Nation Briefs

Washington, D.C.: National Geographic finds Afghan ‘cover’ girl

Nearly 18 years ago, an Afghan girl orphaned and living in a refugee camp appeared on the cover of National Geographic, her eyes big and green, a red scarf draped loosely over her hair.

Now, the magazine says it has tracked down the subject of that famous photo, a wife and mother living in a remote part of Afghanistan, and will once again feature her in its April issue focusing on the plight of refugees.

The girl, whose parents had been killed by bombing during the Soviet war in Afghanistan, was photographed in 1984 at the Nasir Bagh refugee camp in Pakistan by Steve McCurry.

Sharbat Gula married shortly after the picture was taken and has had four girls, one of whom died as an infant.

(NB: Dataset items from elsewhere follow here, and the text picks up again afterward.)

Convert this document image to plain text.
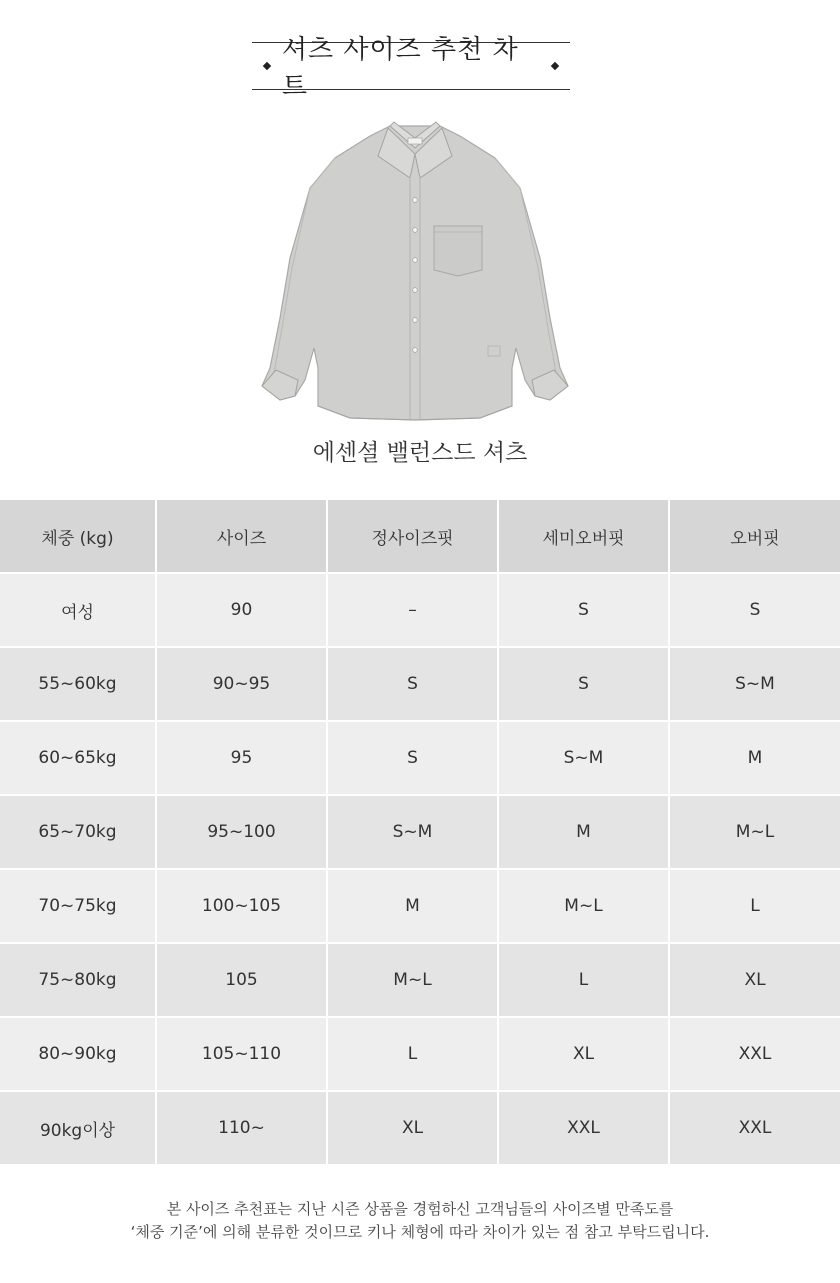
셔츠 사이즈 추천 차트
에센셜 밸런스드 셔츠
체중 (kg)	사이즈	정사이즈핏	세미오버핏	오버핏
여성	90	–	S	S
55~60kg	90~95	S	S	S~M
60~65kg	95	S	S~M	M
65~70kg	95~100	S~M	M	M~L
70~75kg	100~105	M	M~L	L
75~80kg	105	M~L	L	XL
80~90kg	105~110	L	XL	XXL
90kg이상	110~	XL	XXL	XXL
본 사이즈 추천표는 지난 시즌 상품을 경험하신 고객님들의 사이즈별 만족도를
‘체중 기준’에 의해 분류한 것이므로 키나 체형에 따라 차이가 있는 점 참고 부탁드립니다.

A Pashtun, she had never seen her famous photo, the magazine said.

The original photograph also was on the cover of a best-selling special edition that National Geographic published last fall of its 100 best photographs over the years.

Georgia: Britain’s pleas ignored; rapist, killer executed

Ignoring pleas from Great Britain, Georgia executed a dual British-American citizen Tuesday night for raping and murdering a woman 17 years ago.

Tracy Lee Housel was executed by lethal injection in Jackson.

Housel, who was born in the British territory of Bermuda, admitted picking up Jean Drew, 46, at a suburban Atlanta truck stop in 1985, then raping her and bashing her head.

During his sentencing hearing, Housel also admitted beating a Texas truck driver to death with a hammer and stabbing an Iowa man.

The execution drew intense media interest in Great Britain, which abandoned capital punishment 40 years ago.

Prime Minister Tony Blair had asked Georgia’s parole board to commute Housel’s sentence to life in prison. The Law Society, representing lawyers in England and Wales, also wrote to the parole board, and members of the British Parliament signed a motion calling for Housel’s sentence to be commuted.

Ohio: Hole discovered in nuclear reactor

An acid leak inside a nuclear power plant ate a hole 6 inches deep into a steel cap that covers the plant’s reactor vessel, federal inspectors said.

The hole, which was stopped by a layer impervious to the acid, does not pose a safety threat, said Nuclear Regulatory Commission spokesman Jan Strasma.

If the acid had penetrated the massive cap and allowed steam to escape, safety systems would have immediately cooled the reactor, he said. And while the steam would contain some radioactive material, it would have been confined by the reactor containment building. Even if steam had escaped from the building, there would have been no danger to the public, Strasma said.

“There was no hazard,” Strasma said Tuesday. “It’s certainly very unusual. It’s a deterioration of a very important safety feature.”